When we were growing up, we would always install MacsBug on our Macintoshes and produce backtraces on every crash (without really understanding what they were at the time). Now, we’re the kind of person who casually patches and/or disassembles their software. When one of our partners needed a program to keep track of her medication, we chose to make it in Factor.
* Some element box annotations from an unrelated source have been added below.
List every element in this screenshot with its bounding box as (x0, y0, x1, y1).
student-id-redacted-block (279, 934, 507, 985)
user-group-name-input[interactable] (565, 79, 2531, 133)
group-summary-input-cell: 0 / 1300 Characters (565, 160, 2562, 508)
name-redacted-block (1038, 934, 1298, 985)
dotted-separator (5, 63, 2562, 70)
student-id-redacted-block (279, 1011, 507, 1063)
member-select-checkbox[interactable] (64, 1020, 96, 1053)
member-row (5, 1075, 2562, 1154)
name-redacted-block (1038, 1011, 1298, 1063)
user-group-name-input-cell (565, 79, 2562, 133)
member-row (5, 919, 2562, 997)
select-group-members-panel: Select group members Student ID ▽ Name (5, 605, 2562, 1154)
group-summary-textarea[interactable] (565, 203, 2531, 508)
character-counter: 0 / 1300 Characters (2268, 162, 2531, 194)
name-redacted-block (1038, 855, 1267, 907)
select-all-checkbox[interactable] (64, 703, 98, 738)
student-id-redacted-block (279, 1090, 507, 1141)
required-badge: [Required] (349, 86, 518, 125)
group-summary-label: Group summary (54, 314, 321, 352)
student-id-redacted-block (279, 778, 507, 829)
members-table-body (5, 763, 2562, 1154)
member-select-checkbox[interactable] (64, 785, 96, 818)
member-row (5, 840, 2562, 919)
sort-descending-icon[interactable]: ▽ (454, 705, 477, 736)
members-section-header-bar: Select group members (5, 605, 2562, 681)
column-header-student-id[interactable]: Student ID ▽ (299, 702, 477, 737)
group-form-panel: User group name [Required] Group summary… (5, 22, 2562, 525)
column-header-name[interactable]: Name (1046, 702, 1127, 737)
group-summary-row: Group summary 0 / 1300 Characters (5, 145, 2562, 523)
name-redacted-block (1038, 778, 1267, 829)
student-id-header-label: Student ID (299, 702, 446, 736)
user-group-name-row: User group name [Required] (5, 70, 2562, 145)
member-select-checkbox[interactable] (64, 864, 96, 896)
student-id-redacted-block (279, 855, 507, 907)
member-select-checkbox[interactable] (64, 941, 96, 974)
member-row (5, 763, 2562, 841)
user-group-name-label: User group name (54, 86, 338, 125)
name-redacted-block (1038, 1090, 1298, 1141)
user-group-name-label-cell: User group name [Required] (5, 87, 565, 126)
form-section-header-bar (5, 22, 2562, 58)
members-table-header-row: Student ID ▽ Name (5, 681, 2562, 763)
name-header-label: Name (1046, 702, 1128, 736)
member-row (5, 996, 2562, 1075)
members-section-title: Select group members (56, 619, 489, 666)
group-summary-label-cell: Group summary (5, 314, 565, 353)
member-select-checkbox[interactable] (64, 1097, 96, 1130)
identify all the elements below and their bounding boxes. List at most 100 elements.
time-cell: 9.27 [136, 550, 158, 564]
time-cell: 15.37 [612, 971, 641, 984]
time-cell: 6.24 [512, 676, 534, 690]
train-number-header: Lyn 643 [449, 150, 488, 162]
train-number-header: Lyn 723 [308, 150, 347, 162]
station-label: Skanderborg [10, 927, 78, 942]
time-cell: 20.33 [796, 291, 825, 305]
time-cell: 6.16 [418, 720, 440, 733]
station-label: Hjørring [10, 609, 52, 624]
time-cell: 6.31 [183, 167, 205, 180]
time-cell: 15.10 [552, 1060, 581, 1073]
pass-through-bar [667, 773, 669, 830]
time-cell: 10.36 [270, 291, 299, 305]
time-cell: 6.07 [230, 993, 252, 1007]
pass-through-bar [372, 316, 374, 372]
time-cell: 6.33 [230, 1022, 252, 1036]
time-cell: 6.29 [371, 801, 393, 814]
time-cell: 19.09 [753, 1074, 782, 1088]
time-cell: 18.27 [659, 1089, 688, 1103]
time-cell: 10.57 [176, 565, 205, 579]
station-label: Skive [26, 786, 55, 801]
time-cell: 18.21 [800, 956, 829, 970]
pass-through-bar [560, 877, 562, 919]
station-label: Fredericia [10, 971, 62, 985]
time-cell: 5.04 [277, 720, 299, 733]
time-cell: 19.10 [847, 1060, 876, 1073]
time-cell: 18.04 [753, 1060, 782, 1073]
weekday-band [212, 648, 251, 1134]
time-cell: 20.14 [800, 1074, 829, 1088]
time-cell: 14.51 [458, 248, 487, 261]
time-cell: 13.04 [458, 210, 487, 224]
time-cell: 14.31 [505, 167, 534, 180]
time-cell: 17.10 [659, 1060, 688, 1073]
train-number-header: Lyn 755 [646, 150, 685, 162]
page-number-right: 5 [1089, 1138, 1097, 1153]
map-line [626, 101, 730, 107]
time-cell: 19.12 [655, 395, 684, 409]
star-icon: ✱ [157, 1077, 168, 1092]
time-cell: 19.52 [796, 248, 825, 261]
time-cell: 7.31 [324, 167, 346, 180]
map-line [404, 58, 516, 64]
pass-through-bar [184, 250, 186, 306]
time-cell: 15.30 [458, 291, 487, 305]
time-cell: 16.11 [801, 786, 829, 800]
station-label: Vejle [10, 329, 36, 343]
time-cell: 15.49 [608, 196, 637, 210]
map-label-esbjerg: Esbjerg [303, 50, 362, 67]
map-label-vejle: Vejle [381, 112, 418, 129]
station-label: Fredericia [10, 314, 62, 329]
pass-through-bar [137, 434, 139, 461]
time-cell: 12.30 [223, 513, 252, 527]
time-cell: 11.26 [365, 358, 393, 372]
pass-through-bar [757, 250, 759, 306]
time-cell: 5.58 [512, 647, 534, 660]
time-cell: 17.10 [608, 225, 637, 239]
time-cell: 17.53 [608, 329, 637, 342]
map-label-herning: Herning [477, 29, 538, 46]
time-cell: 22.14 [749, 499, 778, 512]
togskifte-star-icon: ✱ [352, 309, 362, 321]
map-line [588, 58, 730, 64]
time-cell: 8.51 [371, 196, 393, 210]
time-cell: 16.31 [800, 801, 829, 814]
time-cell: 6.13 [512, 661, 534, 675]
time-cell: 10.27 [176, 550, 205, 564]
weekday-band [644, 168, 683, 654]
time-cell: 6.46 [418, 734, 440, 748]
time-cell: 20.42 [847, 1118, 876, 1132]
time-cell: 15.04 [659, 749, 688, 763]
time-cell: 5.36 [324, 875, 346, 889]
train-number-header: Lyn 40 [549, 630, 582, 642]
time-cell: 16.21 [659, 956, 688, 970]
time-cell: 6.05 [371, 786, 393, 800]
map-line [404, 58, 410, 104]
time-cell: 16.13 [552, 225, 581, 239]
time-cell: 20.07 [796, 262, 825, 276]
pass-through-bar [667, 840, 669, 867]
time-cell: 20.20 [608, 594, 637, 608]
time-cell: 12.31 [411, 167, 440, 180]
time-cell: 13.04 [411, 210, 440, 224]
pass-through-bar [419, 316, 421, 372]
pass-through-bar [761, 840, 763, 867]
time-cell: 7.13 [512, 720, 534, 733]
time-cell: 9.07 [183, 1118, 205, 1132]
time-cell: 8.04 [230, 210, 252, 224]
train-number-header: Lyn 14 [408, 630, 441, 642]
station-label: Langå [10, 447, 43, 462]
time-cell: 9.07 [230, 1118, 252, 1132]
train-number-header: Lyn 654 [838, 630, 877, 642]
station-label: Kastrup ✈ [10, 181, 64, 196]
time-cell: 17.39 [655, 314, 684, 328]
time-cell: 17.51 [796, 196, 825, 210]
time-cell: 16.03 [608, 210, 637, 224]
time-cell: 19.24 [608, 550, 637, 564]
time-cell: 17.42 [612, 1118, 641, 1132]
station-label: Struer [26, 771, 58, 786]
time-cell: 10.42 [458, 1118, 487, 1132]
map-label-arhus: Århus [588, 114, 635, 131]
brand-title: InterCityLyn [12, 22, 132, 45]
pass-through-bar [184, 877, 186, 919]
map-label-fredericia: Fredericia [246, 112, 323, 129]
Software maintenance, retrocomputing, and preservation are keen interests of ours; our living room is furnished with a Macintosh SE/30, and we now understand how to use MacsBug.
Our college curriculum
had our past self
writing a compiler
for a reasonable subset of C;
while we were working
at the campus computer center,
we wrote and released
some Ruby bindings
for the Kerberos remctl library.
In 2015,
we started using
Org mode
to maintain our
Emacs configuration
in somewhat of a
“literate programming” style.
In 2019,
just for fun,
we learned
OCaml
and made a
command-line implementation
of an
out-of-print tarot deck.
Out of desire,
we wrote Ratrap,
an interface
to connect a webserver
and FreeBSD’s blocklist service,
in order to protect
our webservers from
malicious scanners.
We have experience
debugging the interactions
between a Tcl interpreter
and a networking stack.
We’re highly adaptable
in the search
for practical and effective
solutions to complex problems.
Everyone has those dark, scary corners in their codebase or infrastructure. That thing written ages ago, in some unusual language, and nobody touches because it just works (mostly). We’re not afraid to shine a flashlight in there, figure out what it does, why it does it, and how best to replace it. We try to document systems in terms of block diagrams and message flow; we also greatly enjoy the challenge of creating clear written communication. We’re looking to work with a team conscious of technical debt, ready to manage complexity, and eager to create interesting software.